The personally identifying information of 247, 167 current and former employees of the Department of Homeland Security was compromised in a data breach last year. DHS notified the current and former employees affected by letter in December 2017 and disclosed the breach in a public posting on January 3, 2018:
“This message is to inform you of a privacy incident involving a database used by the Department of Homeland Security’s (DHS) Office of the Inspector General (OIG). You may have been impacted by this privacy incident if you were employed by DHS in 2014, or if you were associated with a DHS OIG investigation from 2002 through 2014. “
The data breach was discovered in May 2017 during a criminal investigation conducted by the DHS Office of the Inspector General and the U.S. Attorney’s Office. Investigators found a former DHS OIG employee possessed an unauthorized copy of its investigative case management system.
DHS OIG investigators did not just find a copy of the personal data, they found an unauthorized copy of its investigative case management system in the hands of a former employee.
This data breach was not a cyber attack from some unknown hacker, malware or ransomware. The system was breached by an insider, and the employee did not merely download data and store it without authorization, they had a copy of the whole program.

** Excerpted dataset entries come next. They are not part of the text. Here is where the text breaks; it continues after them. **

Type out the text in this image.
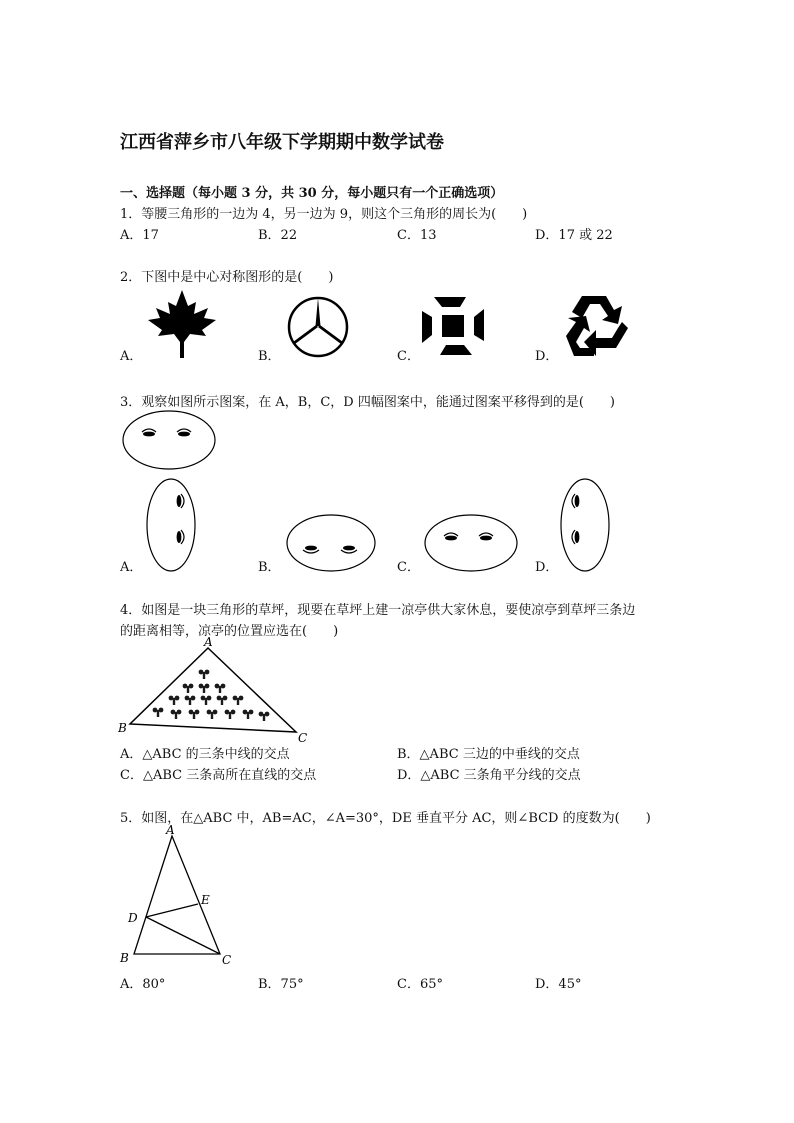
江西省萍乡市八年级下学期期中数学试卷
一、选择题（每小题 3 分，共 30 分，每小题只有一个正确选项）
1．等腰三角形的一边为 4，另一边为 9，则这个三角形的周长为(　　)
A．17	B．22	C．13	D．17 或 22
2．下图中是中心对称图形的是(　　)
A．	B．	C．	D．
3．观察如图所示图案，在 A，B，C，D 四幅图案中，能通过图案平移得到的是(　　)
A．	B．	C．	D．
4．如图是一块三角形的草坪，现要在草坪上建一凉亭供大家休息，要使凉亭到草坪三条边
的距离相等，凉亭的位置应选在(　　)
A
B
C
A．△ABC 的三条中线的交点	B．△ABC 三边的中垂线的交点
C．△ABC 三条高所在直线的交点	D．△ABC 三条角平分线的交点
5．如图，在△ABC 中，AB=AC，∠A=30°，DE 垂直平分 AC，则∠BCD 的度数为(　　)
A
B	C
D
E
A．80°	B．75°	C．65°	D．45°
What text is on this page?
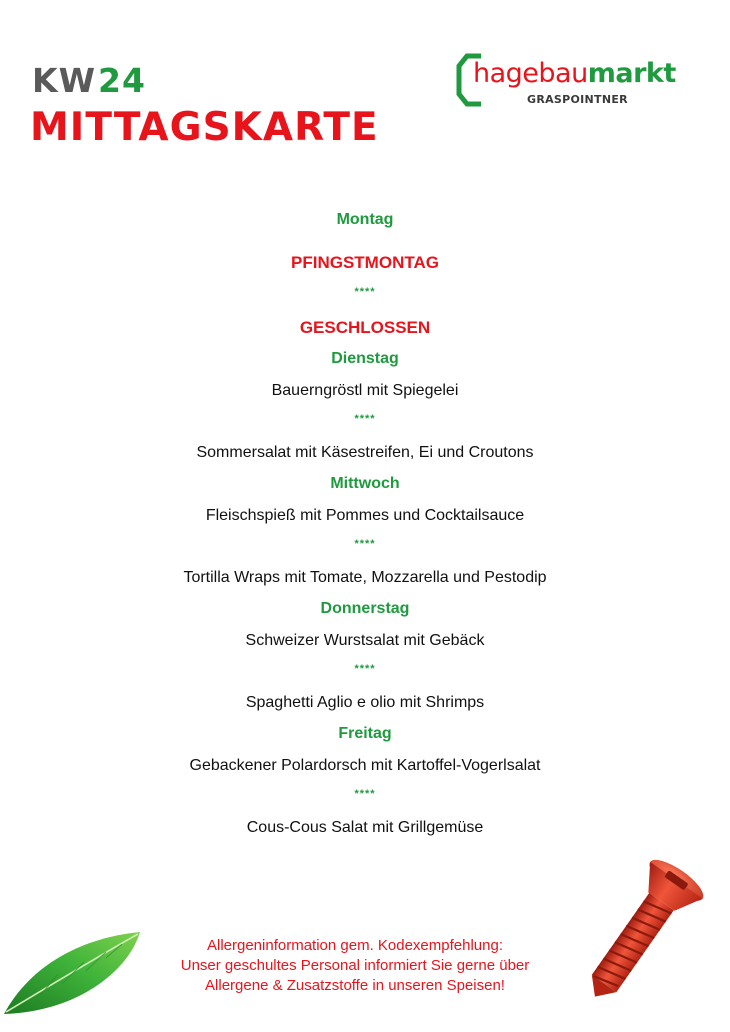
KW24
MITTAGSKARTE
hagebaumarkt
GRASPOINTNER
Montag
PFINGSTMONTAG
****
GESCHLOSSEN
Dienstag
Bauerngröstl mit Spiegelei
****
Sommersalat mit Käsestreifen, Ei und Croutons
Mittwoch
Fleischspieß mit Pommes und Cocktailsauce
****
Tortilla Wraps mit Tomate, Mozzarella und Pestodip
Donnerstag
Schweizer Wurstsalat mit Gebäck
****
Spaghetti Aglio e olio mit Shrimps
Freitag
Gebackener Polardorsch mit Kartoffel-Vogerlsalat
****
Cous-Cous Salat mit Grillgemüse
Allergeninformation gem. Kodexempfehlung:
Unser geschultes Personal informiert Sie gerne über
Allergene & Zusatzstoffe in unseren Speisen!
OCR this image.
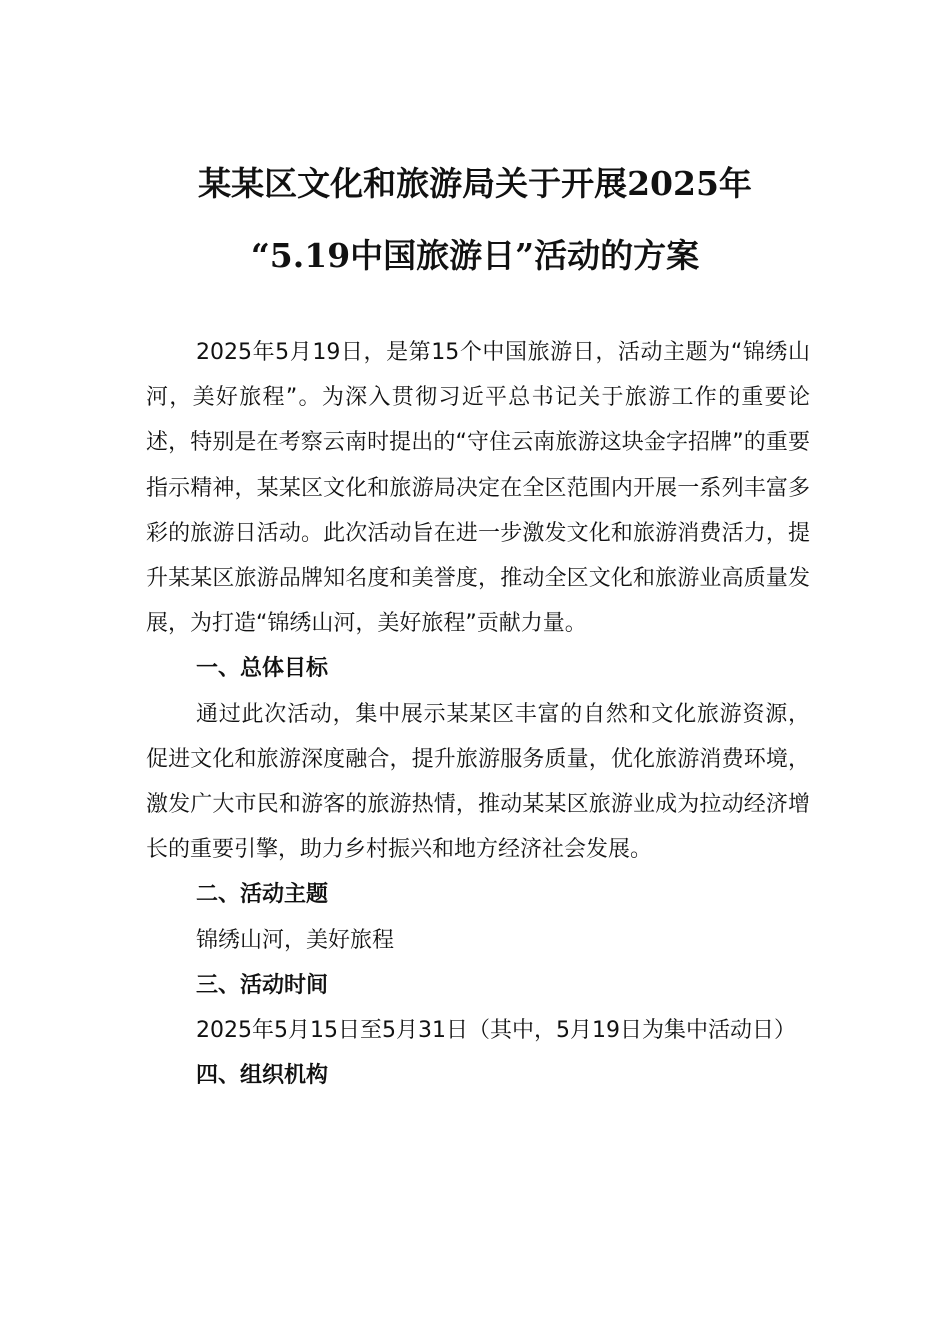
某某区文化和旅游局关于开展2025年
“5.19中国旅游日”活动的方案

2025年5月19日，是第15个中国旅游日，活动主题为“锦绣山河，美好旅程”。为深入贯彻习近平总书记关于旅游工作的重要论述，特别是在考察云南时提出的“守住云南旅游这块金字招牌”的重要指示精神，某某区文化和旅游局决定在全区范围内开展一系列丰富多彩的旅游日活动。此次活动旨在进一步激发文化和旅游消费活力，提升某某区旅游品牌知名度和美誉度，推动全区文化和旅游业高质量发展，为打造“锦绣山河，美好旅程”贡献力量。

一、总体目标

通过此次活动，集中展示某某区丰富的自然和文化旅游资源，促进文化和旅游深度融合，提升旅游服务质量，优化旅游消费环境，激发广大市民和游客的旅游热情，推动某某区旅游业成为拉动经济增长的重要引擎，助力乡村振兴和地方经济社会发展。

二、活动主题

锦绣山河，美好旅程

三、活动时间

2025年5月15日至5月31日（其中，5月19日为集中活动日）

四、组织机构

As reported by the New York Times, it turns out there were three subjects, all former DHS OIG employees, who planned to modify the OIG case management system software and then repackage and sell it to other federal IG officers. (https://www.nytimes.com/2017/11/28/us/politics/homeland-security-personal-data-software-stolen.html). As the authorities put it, this is a
case where the cops became the robbers.
This case is also a good reminder that your information security and intellectual property is at the mercy of the people you trust as well as people you don’t. Not all insider threats are as blatant as a conspiracy by employees to pirate the employer’s software. In fact, most are due to human error rather than a nefarious plot.
Just remember that good security practices require you to have a plan to mitigate and recover from insiders as well as outsiders.